JJ: Another question that deserves a hundred page answer! Here are some of the factors involved in finding a healthy loving, lasting relationship:
- A woman’s sense of her self-worth. If a woman values and respects herself and can ask for what she wants in a relationship, to be her authentic self and to speak her truth, she will attract men who respect and value her. If a woman feels that she must have a man to complete her, she’ll tend to show up as needy and even desperate and she won’t be fully valued by men and will often be taken for granted. That being said, even if a woman doesn’t always love herself and own her own value, if she’s working on these things and her partner is open, reasonably mature, and he adores her, they can still create a great relationship.

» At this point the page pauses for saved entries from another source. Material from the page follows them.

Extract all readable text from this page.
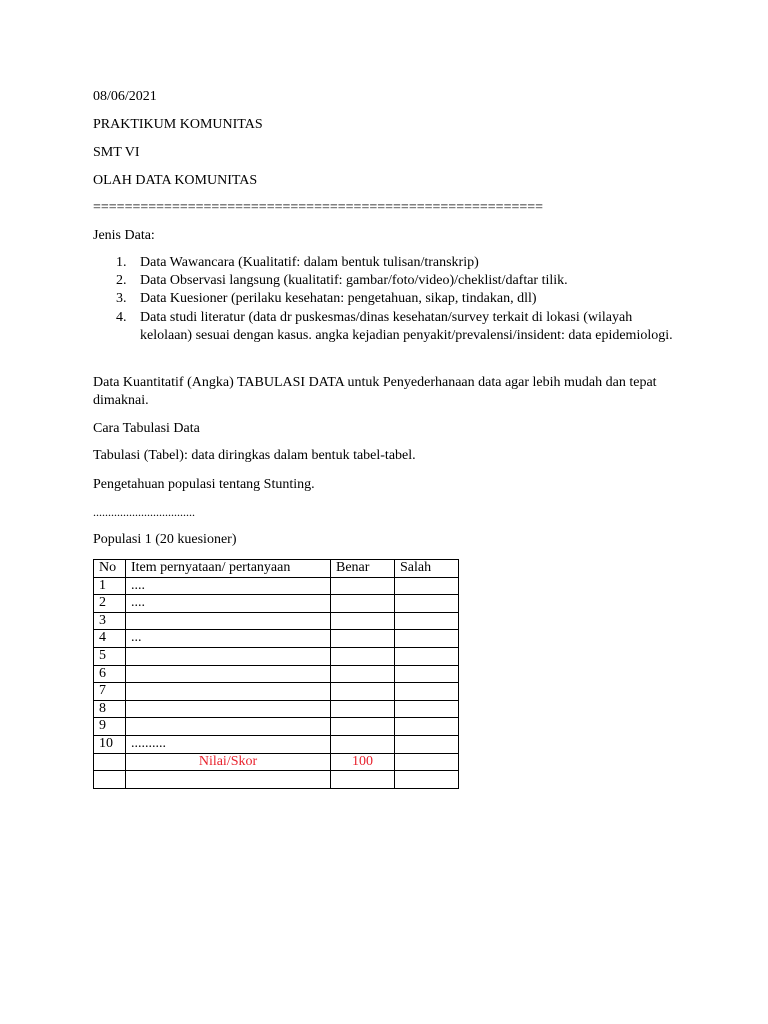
08/06/2021
PRAKTIKUM KOMUNITAS
SMT VI
OLAH DATA KOMUNITAS
=========================================================
Jenis Data:
1. Data Wawancara (Kualitatif: dalam bentuk tulisan/transkrip)
2. Data Observasi langsung (kualitatif: gambar/foto/video)/cheklist/daftar tilik.
3. Data Kuesioner (perilaku kesehatan: pengetahuan, sikap, tindakan, dll)
4. Data studi literatur (data dr puskesmas/dinas kesehatan/survey terkait di lokasi (wilayah kelolaan) sesuai dengan kasus. angka kejadian penyakit/prevalensi/insident: data epidemiologi.
Data Kuantitatif (Angka) TABULASI DATA untuk Penyederhanaan data agar lebih mudah dan tepat dimaknai.
Cara Tabulasi Data
Tabulasi (Tabel): data diringkas dalam bentuk tabel-tabel.
Pengetahuan populasi tentang Stunting.
..................................
Populasi 1 (20 kuesioner)
No	Item pernyataan/ pertanyaan	Benar	Salah
1	....		
2	....		
3			
4	...		
5			
6			
7			
8			
9			
10	..........		
	Nilai/Skor	100	
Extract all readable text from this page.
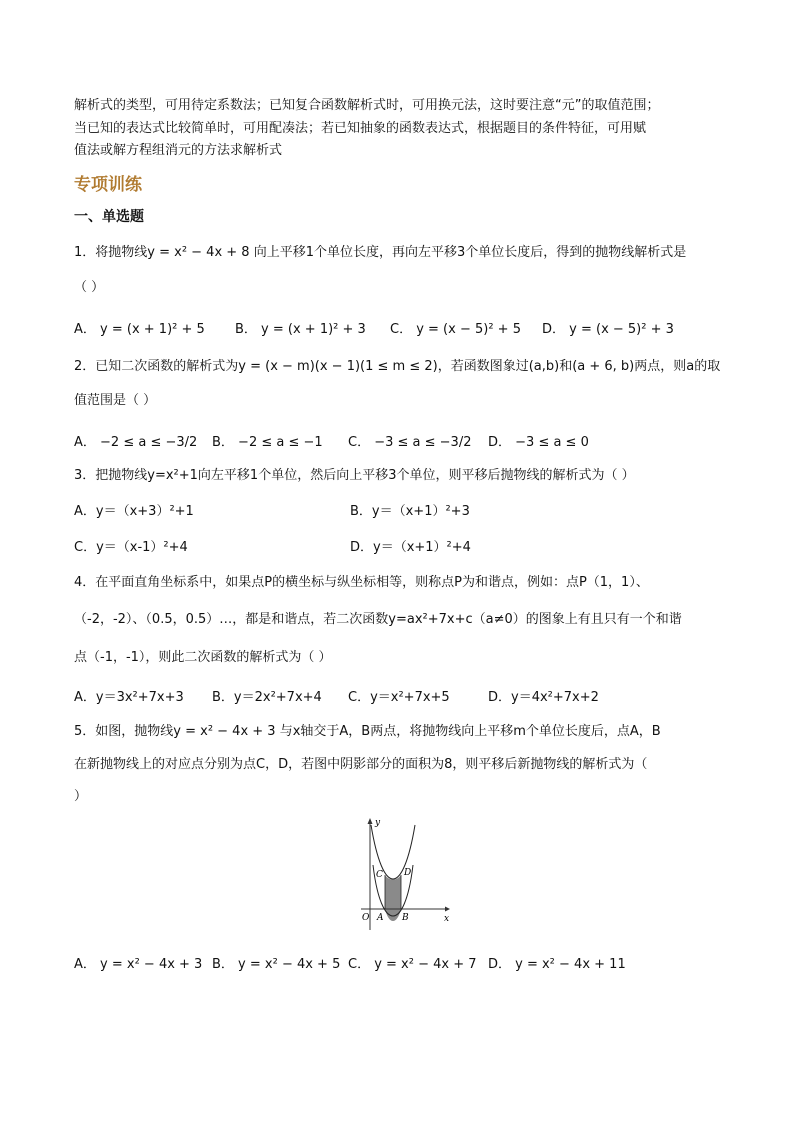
解析式的类型，可用待定系数法；已知复合函数解析式时，可用换元法，这时要注意“元”的取值范围；
当已知的表达式比较简单时，可用配凑法；若已知抽象的函数表达式，根据题目的条件特征，可用赋
值法或解方程组消元的方法求解析式
专项训练
一、单选题
1．将抛物线y = x² − 4x + 8 向上平移1个单位长度，再向左平移3个单位长度后，得到的抛物线解析式是
（ ）
A． y = (x + 1)² + 5 B． y = (x + 1)² + 3 C． y = (x − 5)² + 5 D． y = (x − 5)² + 3
2．已知二次函数的解析式为y = (x − m)(x − 1)(1 ≤ m ≤ 2)，若函数图象过(a,b)和(a + 6, b)两点，则a的取
值范围是（ ）
A． −2 ≤ a ≤ −3/2 B． −2 ≤ a ≤ −1 C． −3 ≤ a ≤ −3/2 D． −3 ≤ a ≤ 0
3．把抛物线y=x²+1向左平移1个单位，然后向上平移3个单位，则平移后抛物线的解析式为（ ）
A．y＝（x+3）²+1	B．y＝（x+1）²+3
C．y＝（x-1）²+4	D．y＝（x+1）²+4
4．在平面直角坐标系中，如果点P的横坐标与纵坐标相等，则称点P为和谐点，例如：点P（1，1）、
（-2，-2）、（0.5，0.5）…，都是和谐点，若二次函数y=ax²+7x+c（a≠0）的图象上有且只有一个和谐
点（-1，-1），则此二次函数的解析式为（ ）
A．y＝3x²+7x+3 B．y＝2x²+7x+4 C．y＝x²+7x+5	D．y＝4x²+7x+2
5．如图，抛物线y = x² − 4x + 3 与x轴交于A，B两点，将抛物线向上平移m个单位长度后，点A，B
在新抛物线上的对应点分别为点C，D，若图中阴影部分的面积为8，则平移后新抛物线的解析式为（
）
y
x
O A B
C D
A． y = x² − 4x + 3 B． y = x² − 4x + 5 C． y = x² − 4x + 7 D． y = x² − 4x + 11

- Choosing the right man. It’s important to think clearly about the kind of man she wants to be with. Looking mainly for intense chemistry with a guy is usually a recipe for disaster. That’s because you can be strongly attracted to anyone, including people who lie, cheat and are addicts or alcoholics. Of course, you want to have chemistry with Mr. Right but it doesn’t need to be over-the-top chemistry, and sometimes chemistry develops when you realize how awesome a guy is as you get to know him.
- It’s best not to lead with sex. When you lead with sex and don’t know each other very well, either or both of you can get really scared and sabotage the relationship by running away or becoming very needy or in other ways. Take some time to get to know each other and see if you actually like each other. Before you sleep together, have that conversation about being exclusive and safe sex.
- Go slow and don’t totally focus in on a guy right away, especially if you really like him. See him and see others as well without sleeping with anyone. See if he’s truly worthy of you before going exclusive. If he’s in a hurry and won’t go at a pace that’s comfortable for you, he doesn’t truly value you, and it’s a blessing if he goes his own way.
- If you’ve been struggling to find love for a long time, take an honest look at any patterns in your relationships that keep repeating. If you see any, you need to do something different to break the negative pattern. Consider working with an expert love and relationship coach or a therapist to get some expert eyes on your situation.